As possibilidades de ação da burguesia brasileira sobre os mercados
internacionais é outra face da limitação de ordem externa aqui enfatizada.
No que tange aos preços do café tentou-se uma ação mais contundente, mas
ela mostrou-se transitória, pois só se manteve e foi eficaz por um exíguo
período de tempo.

Quanto à ação política, tais limites também se impuseram, quase
sempre, de fora para dentro, pois, do domínio de Portugal passou-se à
tutela imposta pela Inglaterra e, desta, ao alinhamento, por vezes
incondicional, com os Estados Unidos que se apresentaram no correr do
século XX como defensores dos interesses econômicos e políticos do mundo
ocidental.

Por outro lado, da mesma maneira como a burguesia rural herdou um
Brasil pronto e acabado em 1822, nossa burguesia industrial – que nasceu e
sempre atuou sob estreita tutela do Estado – recebeu de presente um mercado
interno formado em decorrência da atividade capitaneada por aquela
burguesia rural, vale dizer, um mercado interno relativamente grande e
abastecido, basicamente, por manufaturados importados.

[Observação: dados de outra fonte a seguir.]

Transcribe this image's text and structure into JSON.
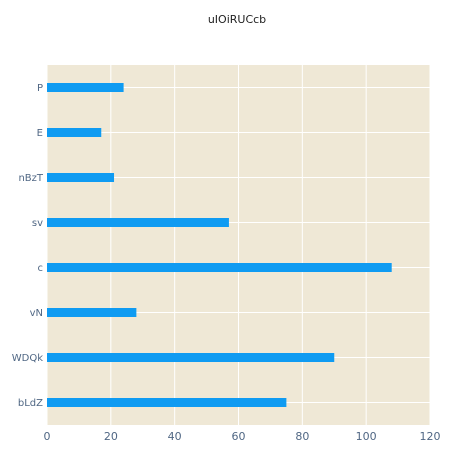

Cumpriu, pois, à burguesia industrial suprir este mercado tornado
cativo pela ação do Estado nos marcos da assim chamada Era Vargas.

Mesmo no período da ditadura que se abre em 1964 e no do milagre (anos
70), o mercado interno continuou fechado, agora reforçado pelo crescimento
da demanda "sofisticada" devida à implementação de uma política de
fortalecimento da renda da classe média alta e remediada e pelos
investimentos proporcionados pelos governos da ditadura que pretendiam
erigir o "Brasil grande". Este quadro, lembre-se, viu-se coroado pelas boas
condições de mercado para os produtos primários tradicionalmente exportados
pelo Brasil e pelos "dólares fáceis" que fluíam da grande liquidez
internacional que se seguiu ao primeiro choque do petróleo.

Vê-se, pois, que nossa burguesia industrial, como acontecera com a
rural, também não se viu compelida, enquanto parcela da classe dominante, a
reconhecer direitos e interesses das camadas subalternas mostrando-se,
portanto, centrada unicamente em torno de seus interesses imediatos e
inteiramente irresponsável com respeito aos direitos de cidadania dos
demais segmentos sociais. Não obstante, revela uma grande agilidade no
plano econômico respondendo prontamente a estímulos e mudanças. É hábil na
arte do mimetismo e capaz de, rapidamente, maquiar produtos e incorporar
novas técnicas produtivas ou métodos de gerenciamento. Destarte, o que lhe
falta no plano das responsabilidades sociais lhe sobeja no campo da
sobrevivência econômica. O que de resto, não a torna menos dependente do
Estado e do capital forâneo.

De outra parte, em face das condições acima explicitadas, compreende-
se com facilidade porque, no Brasil, os governos cumprem tão precariamente
a parte das funções do Estado correspondente à preservação da higidez
social e econômica da classe trabalhadora e da massa da população em geral,
higidez esta indispensável à reprodução dos elementos necessários à
manutenção do sistema socioeconômico e político, vale dizer, à subsistência
do próprio modo de produção capitalista.

É, pois, sobre esse pano de fundo que devemos projetar nossa imensa
dívida social e a inaptidão de nossos governos e da elite brasileira para
solucionarem os problemas estruturais de fundo que têm obstado,
secularmente, a melhora das condições materiais e espirituais de vida de
nossas populações. Não precisamos de mais capital, capitalistas ou
"capitalismo". Não nos faltam investimentos, regras, agilidade na condução
dos negócios, capacidade econômica ou gerencial. De tudo isso estamos bem
fornidos. Falta-nos, sim, a ação decisiva, organizada e decidida de nossa
população. Alertá-la disso e chamá-la para o cumprimento de sua missão é
dever de cidadania que se impõe a todos, inclusive aos cientistas,
professores e economistas.

Como se observa, este verdadeiro chamamento à participação política
dirigido à população e a todos os que a considerarem necessária foi
inferido, imediatamente, da parte inicial deste texto na qual sumariamos o
conteúdo das leituras adotadas no curso em epígrafe. A nosso ver tais
leituras trazem implícita, pois, uma posição política bem definida que
deveria ser explicitada e discutida com nossos alunos.